Using JobManager to run imports
The idea is to apply the jobmanagement framework for doing crawl jobs, too. The advantages are:
- we don't need a seperate execution framework for crawling anymore
- integrators can use same programming model for creating crawler components than for processing workers.
- same control and monitoring APIs for crawling and processing
- better performance through inherent asynchronicity
- better error tolerance through inherent failsafety
- Parallelization of crawling process possible
We can reach this goal by splitting up the crawl process into several workers. Basically, a crawling workflow always looks like this:
Workers with names starting with "(DS)" are specific for the crawled data source type. E.g. to crawl a file system you apparently need a different crawler worker than for a web server. Not each component may be necessary for each data source type, and it is possible to adapt components to ad or remove functionality.
The crawling job is separated from the processing (e.g. indexing) workflow. A final worker in the crawl workflow pushes all records to the other workflow. This makes it possible to have several datasource being crawled into a single index. Also, in update crawl runs it is easier to detect when the actual crawling is done so that it can be determined which records have to be deleted because they were not visited in this run.
The components are:
- Crawler: (data source specific)
- two output slots:
- one for crawled resources (files, web pages)
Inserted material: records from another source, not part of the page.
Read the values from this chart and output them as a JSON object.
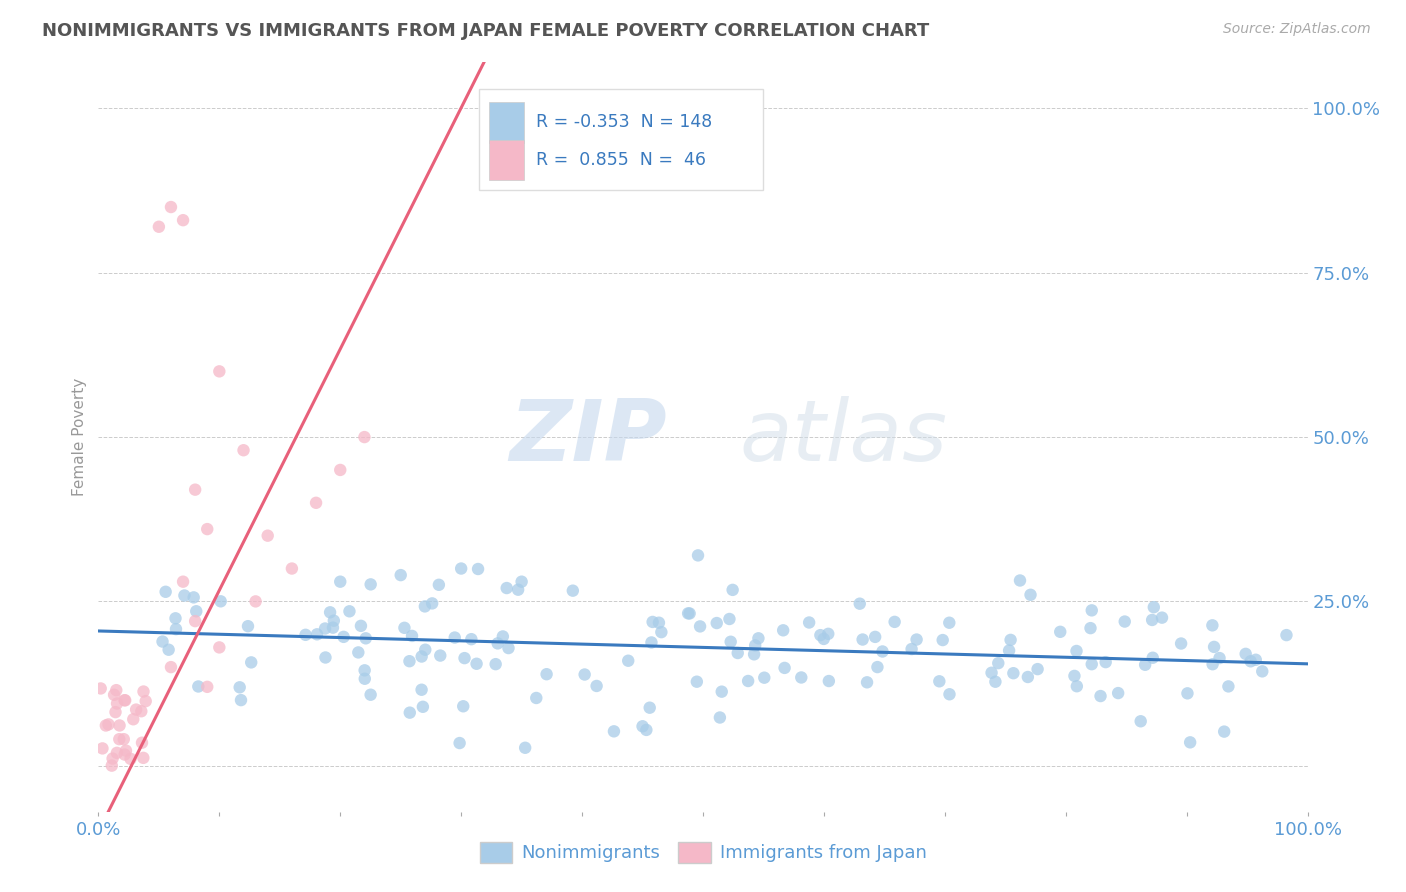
{
  "title": "NONIMMIGRANTS VS IMMIGRANTS FROM JAPAN FEMALE POVERTY CORRELATION CHART",
  "source": "Source: ZipAtlas.com",
  "ylabel": "Female Poverty",
  "blue_R": -0.353,
  "blue_N": 148,
  "pink_R": 0.855,
  "pink_N": 46,
  "blue_color": "#a8cce8",
  "pink_color": "#f5b8c8",
  "blue_line_color": "#3a7abf",
  "pink_line_color": "#e8607a",
  "watermark_zip": "ZIP",
  "watermark_atlas": "atlas",
  "legend_label_blue": "Nonimmigrants",
  "legend_label_pink": "Immigrants from Japan",
  "background_color": "#ffffff",
  "grid_color": "#cccccc",
  "title_color": "#555555",
  "tick_label_color": "#5b9bd5",
  "right_tick_labels": [
    "",
    "25.0%",
    "50.0%",
    "75.0%",
    "100.0%"
  ],
  "x_tick_labels_bottom": [
    "0.0%",
    "",
    "",
    "",
    "",
    "",
    "",
    "",
    "",
    "100.0%"
  ]
}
- one for resources to crawl (outgoing links, sub-directories). This one leads to follow-up tasks for the same worker.
- The worker can create multiple output bulks for each slot per task so that the following workers can parallelize better.
- In general, it doesn't get content of a resource, but only the path or URL (or whatever identifies it) and metadata of the resources, to minimize IO load especially during "update runs" where most of the resources have not changed and therefore need not need to be fetched.
- If it has to fetch the content anyway (e.g. Web Crawler has to parse HTML to find follow-up links), it may add it to the crawled records to prevent additional fetching.
- two output slots:
- Checks with DeltaService whether resource has to be added/updated or not(= resource is up-to-date), depending on some of the metadata produced by the crawler (modification date from file system or HTTP headers)
- If resource is up-to-date this is marked in DeltaService and the record is not written to the output bulk.
- Else the record is written to the output bulk (an additional attribute describes if it's new record or one to update) and must be pushed to the processing workflow in the end.
- Fetcher: (data source specific)
- Worker that gets the content of the resource, if the record does not yet contain it
- Detect compounds (like archive files (zip, tgz), for example) and does not fetch them, but just copy them to a compound output bulk for later extraction, as we do not want to put extremely large compound objects into bulks.
- Compound extractor: (data source specific)
- for handling compounds: fetch the compound data to a local temp filesystem, extract it and add the records to output bulks, just like the ones written by the fetcher.
- extracting is generic, but fetching the compound file to a local temp directory will be data source specific - the compound is not fetched by the fetcher, because we don't want to add extremely large files to record bulks.
- Update Pusher:
- Push resulting records to BulkBuilder and mark them as updated in the DeltaService.